Three of the biggest U.S. stock benchmarks fell into correction last week, with the Iran war now grinding through its second month. And CoinShares picked this exact moment to ring the opening bell.
The European crypto asset manager finished its merger with Vine Hill Capital - a blank-check company - late Tuesday night and hit Nasdaq on Wednesday morning.
The combined company, now called CoinShares PLC, carries a price tag of about $1.2 billion. The deal included $50 million in backing from hedge fund Alyeska, which picked up shares at $10 a pop.
CEO Jean-Marie Mognetti leaned into the ugly backdrop instead of dodging it. His take: companies built on real revenue don't need a bull market to justify going public.

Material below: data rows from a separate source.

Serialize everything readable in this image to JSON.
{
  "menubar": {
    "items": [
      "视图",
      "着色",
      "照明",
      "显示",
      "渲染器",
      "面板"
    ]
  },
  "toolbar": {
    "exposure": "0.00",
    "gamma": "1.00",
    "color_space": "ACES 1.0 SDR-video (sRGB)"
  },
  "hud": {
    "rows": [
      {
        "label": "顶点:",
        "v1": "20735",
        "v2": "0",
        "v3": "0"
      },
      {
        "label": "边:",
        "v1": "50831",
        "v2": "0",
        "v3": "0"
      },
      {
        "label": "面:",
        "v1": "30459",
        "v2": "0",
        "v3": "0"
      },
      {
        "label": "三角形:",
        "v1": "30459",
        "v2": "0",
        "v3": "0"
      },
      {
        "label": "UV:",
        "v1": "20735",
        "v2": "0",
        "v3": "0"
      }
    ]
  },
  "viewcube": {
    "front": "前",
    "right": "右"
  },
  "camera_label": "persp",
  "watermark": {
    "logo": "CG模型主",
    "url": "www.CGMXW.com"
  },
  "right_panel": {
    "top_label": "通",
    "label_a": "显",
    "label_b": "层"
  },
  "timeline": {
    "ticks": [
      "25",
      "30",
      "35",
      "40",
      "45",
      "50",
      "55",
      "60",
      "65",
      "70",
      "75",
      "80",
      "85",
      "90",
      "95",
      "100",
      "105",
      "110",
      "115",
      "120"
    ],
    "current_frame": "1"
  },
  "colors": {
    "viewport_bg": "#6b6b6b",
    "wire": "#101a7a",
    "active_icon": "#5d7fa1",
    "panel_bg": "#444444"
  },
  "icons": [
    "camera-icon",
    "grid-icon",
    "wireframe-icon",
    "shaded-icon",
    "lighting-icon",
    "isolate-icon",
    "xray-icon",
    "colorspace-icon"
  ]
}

"We are not listing because the market is easy," he told CNBC. "We are listing because the business is ready for it."
Most crypto companies that went public over the past year - Circle, BitGo, Gemini, Bullish - make their money from trading fees. When volume dries up, so does revenue.
CoinShares works on a fee-based model. Investors pay the company to hold and manage their crypto - and those fees keep rolling in whether prices are up or down.
Think of it like a gym membership that keeps paying whether or not anyone shows up to work out.
Only three firms manage more crypto fund money worldwide: BlackRock, Grayscale, and Fidelity. In Europe alone, CoinShares controls about a third of the crypto ETP - exchange-traded product - market.
The company has posted a profit in all twelve years since launching - through the 2018 crash, the FTX blowup, and this year's selloff.
The deal is priced at roughly 7 times its 2024 earnings before interest, taxes, and write-downs. Peers in the space trade closer to 21 times.
CoinShares still earns most of its money in Europe. Mognetti was blunt about why the company crossed the Atlantic - building an American client base from scratch would take too long, and a Nasdaq listing gives the firm a stock it can use as currency for deals.
It also just rolled out a new arm of the business focused on managing assets directly on blockchains - skipping the middlemen entirely. That's a bet on where the industry is headed, not where it is today.
Kraken hit pause on its IPO. The broader crypto market is deep in the red. CoinShares walked in anyway.